Warum eigentlich nicht? Der Beginn einer neuen Woche. Der Beginn neuer Möglichkeiten, neuer Aufgaben, neuer Chancen, neuer Heraus-forderungen. Montag ist für viele von uns jener Tag, wo es neu losgeht. Was ist so schrecklich daran? Wohl nicht der Neubeginn, sondern die Wiederholungsschleife des immer Gleichen.

Es ist also nicht der Montag, nein. Es ist vielmehr die Unfähigkeit vieler im geneigten LeserInnenpublikum, tatsächlich neu zu beginnen. Das Alte in Frieden abzuschließen und sich ins Neue, ins Abenteuer Leben zu gehen. Ohne Sicherheitsgarantien, ohne Arbeitsplatzgarantie, ohne meckernde ChefIn, ohne bremsende KollegInnnen, ohne mieses Kantinenessen, ohne Stress, ohne Hektik, ohne Jammern, ohne Opferdasein …

Oh Gott (ja, den rufen Sie täglich oft mehrfach an) … was wäre dann … getrauen Sie sich das anzudenken. Nein, ich schreibe nicht vom Durchdenken und schon gar nicht vom Durchfühlen. Ich schreibe auch nicht von Konkretem, von Schritten, von Aktivitäten. Ich schreibe bloß vom ersten Gedanken, raus aus dem Opferland und Jammerland – jenseits von I don’t like Mondays. Der Montag kann nichts für Ihre Haltung zum wöchentlichen Neubeginn. Dafür sind schon Sie, geschätze/r LeserIn selbst zuständig.

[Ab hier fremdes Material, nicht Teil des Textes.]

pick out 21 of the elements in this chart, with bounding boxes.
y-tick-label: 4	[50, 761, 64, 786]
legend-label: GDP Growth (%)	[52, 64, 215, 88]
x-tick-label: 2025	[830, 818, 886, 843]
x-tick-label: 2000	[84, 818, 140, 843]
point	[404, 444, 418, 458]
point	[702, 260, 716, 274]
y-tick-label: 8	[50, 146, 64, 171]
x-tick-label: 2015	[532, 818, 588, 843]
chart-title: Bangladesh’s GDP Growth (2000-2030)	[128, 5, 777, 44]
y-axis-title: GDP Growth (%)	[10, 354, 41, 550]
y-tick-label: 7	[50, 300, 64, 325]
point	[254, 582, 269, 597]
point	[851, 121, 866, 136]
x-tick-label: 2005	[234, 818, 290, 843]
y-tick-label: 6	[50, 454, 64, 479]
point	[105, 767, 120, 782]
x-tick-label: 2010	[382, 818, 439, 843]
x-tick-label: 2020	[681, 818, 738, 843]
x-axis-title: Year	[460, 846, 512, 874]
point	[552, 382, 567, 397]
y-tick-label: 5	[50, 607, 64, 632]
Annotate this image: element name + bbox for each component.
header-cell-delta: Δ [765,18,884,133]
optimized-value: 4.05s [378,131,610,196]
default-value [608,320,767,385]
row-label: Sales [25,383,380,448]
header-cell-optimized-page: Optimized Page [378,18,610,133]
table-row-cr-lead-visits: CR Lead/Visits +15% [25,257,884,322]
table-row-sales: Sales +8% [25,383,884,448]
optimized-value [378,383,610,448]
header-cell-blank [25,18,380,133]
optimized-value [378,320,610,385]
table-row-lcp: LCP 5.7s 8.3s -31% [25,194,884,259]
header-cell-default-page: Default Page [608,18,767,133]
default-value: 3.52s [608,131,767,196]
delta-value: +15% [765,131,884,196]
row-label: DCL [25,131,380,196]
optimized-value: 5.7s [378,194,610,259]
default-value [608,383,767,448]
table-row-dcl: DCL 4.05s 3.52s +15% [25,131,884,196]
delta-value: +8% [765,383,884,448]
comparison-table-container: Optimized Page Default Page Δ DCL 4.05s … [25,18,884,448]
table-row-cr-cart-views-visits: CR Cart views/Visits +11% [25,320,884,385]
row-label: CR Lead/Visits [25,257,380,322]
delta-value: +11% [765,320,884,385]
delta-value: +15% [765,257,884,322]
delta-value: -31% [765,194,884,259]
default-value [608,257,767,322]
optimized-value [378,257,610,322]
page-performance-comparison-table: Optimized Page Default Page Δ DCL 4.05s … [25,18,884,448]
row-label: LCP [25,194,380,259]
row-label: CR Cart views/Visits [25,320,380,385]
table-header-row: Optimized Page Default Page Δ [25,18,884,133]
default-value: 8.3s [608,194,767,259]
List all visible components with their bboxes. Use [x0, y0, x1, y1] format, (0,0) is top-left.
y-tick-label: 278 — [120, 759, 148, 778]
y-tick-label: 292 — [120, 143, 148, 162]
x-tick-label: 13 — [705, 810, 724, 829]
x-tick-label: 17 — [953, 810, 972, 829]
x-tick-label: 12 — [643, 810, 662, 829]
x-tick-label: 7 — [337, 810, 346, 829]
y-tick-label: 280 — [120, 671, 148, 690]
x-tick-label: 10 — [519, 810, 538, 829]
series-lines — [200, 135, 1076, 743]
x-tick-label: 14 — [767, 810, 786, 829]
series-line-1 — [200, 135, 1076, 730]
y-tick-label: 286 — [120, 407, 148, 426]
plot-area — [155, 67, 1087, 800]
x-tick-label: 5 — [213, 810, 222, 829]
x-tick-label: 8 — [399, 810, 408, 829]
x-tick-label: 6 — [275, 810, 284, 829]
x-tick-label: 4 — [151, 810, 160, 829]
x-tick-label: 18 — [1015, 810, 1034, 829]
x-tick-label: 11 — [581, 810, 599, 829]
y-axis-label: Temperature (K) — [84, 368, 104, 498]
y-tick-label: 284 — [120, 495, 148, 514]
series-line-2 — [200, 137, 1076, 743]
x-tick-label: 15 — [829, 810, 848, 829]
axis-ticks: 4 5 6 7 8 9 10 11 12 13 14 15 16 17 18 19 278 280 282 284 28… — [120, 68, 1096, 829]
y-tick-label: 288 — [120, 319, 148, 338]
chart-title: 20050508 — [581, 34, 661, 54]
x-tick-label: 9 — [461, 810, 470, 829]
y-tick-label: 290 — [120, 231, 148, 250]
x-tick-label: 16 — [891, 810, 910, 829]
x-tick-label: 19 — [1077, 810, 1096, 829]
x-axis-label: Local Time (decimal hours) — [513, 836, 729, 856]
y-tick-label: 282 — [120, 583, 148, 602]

Also – lassen Sie den Montag einfach Montag sein. Hören Sie auf, sich auf den Freitag zu freuen, denn der nächste Montag kommt bestimmt … und dann – … und täglich grüßt das Murmeltier …

Wagen Sie Veränderung. Die beginnt im Innen – nie im Außen. Das ist bestenfalls Spiegelfechten. Im Innen geht’s so richtig los. Also – der heutige Montag als Tag des ersten Schrittes, des nächsten Schrittes, des finalen Schrittes?